Volume 20
Issue
1
Date
2022

The Choice Between Persuading and Coercing Americans to Get Vaccinated Against COVID-19

by Paul J. Larkin

Throughout history, organized societies have demanded that inhabitants make sacrifices—such as serving in the military or receiving a vaccine that protects against a contagious and potentially fatal disease—in a time of national emergency to help ensure the nation’s survival. President Joe Biden believes that COVID-19 creates such an emergency. After initially trying to persuade Americans to get vaccinated, he recently decided to order that outcome by direct-ing the Occupational Safety and Health Administration (OSHA) to mandate that employees be vaccinated. That decision was mistaken and ironic. Mistaken, because OSHA lacks such authority. Ironic, because he has endorsed a moral and constitutional right to make such decisions free from government directive. He could and should have sought to convince Congress to enact a vaccination mandate and persuade the nation that the problem of SARS-CoV-2 was not a matter fit for political debate and that, just as politics once stopped at the water’s edge, politics should play no part in the nation’s response to the pandemic on this side of those shores.
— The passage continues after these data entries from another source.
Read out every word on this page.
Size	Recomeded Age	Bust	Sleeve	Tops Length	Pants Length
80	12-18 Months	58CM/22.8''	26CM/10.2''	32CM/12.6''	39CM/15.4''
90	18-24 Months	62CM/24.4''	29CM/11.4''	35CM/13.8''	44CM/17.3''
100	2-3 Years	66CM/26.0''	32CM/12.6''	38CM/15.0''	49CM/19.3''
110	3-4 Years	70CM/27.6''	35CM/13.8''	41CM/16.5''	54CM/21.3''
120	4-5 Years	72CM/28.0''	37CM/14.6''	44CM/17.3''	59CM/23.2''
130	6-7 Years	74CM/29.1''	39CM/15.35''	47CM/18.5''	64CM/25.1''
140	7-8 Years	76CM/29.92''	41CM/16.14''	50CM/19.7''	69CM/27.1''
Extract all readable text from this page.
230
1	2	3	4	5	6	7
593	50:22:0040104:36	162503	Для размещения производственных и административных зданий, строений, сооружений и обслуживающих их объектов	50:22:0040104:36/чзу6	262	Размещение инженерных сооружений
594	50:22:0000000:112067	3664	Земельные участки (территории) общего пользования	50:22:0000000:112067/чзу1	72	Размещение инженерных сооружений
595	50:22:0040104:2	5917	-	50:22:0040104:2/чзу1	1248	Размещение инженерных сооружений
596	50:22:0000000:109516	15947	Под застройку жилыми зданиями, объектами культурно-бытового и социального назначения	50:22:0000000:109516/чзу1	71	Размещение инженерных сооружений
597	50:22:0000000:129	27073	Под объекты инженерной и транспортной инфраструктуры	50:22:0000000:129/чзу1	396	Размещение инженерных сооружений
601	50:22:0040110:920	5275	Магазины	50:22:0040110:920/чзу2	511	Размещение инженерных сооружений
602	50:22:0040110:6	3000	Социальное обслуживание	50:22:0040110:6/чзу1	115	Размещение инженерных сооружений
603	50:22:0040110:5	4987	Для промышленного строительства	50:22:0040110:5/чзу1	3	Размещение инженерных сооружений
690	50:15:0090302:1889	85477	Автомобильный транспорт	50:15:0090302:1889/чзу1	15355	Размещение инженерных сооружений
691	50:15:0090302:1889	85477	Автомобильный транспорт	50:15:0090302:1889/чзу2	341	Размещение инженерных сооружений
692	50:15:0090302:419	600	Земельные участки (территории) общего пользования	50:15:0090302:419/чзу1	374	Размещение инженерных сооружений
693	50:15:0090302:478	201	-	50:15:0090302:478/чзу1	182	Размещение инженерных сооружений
To prove his commitment to save lives, he could have demonstrated that he was willing to risk his political future and the judgment of history by embracing compromise and working with people outside his party to negotiate a nationwide vaccination mandate, even if he had to trade away policies that his party wanted to see enacted into law. He chose not to make the sacrifices necessary to take this issue out of politics. As a result, it is poetic justice to see so many people object to entreaties to make a personal sacrifice for the pub-lic benefit offered by a politician who refused to make his own.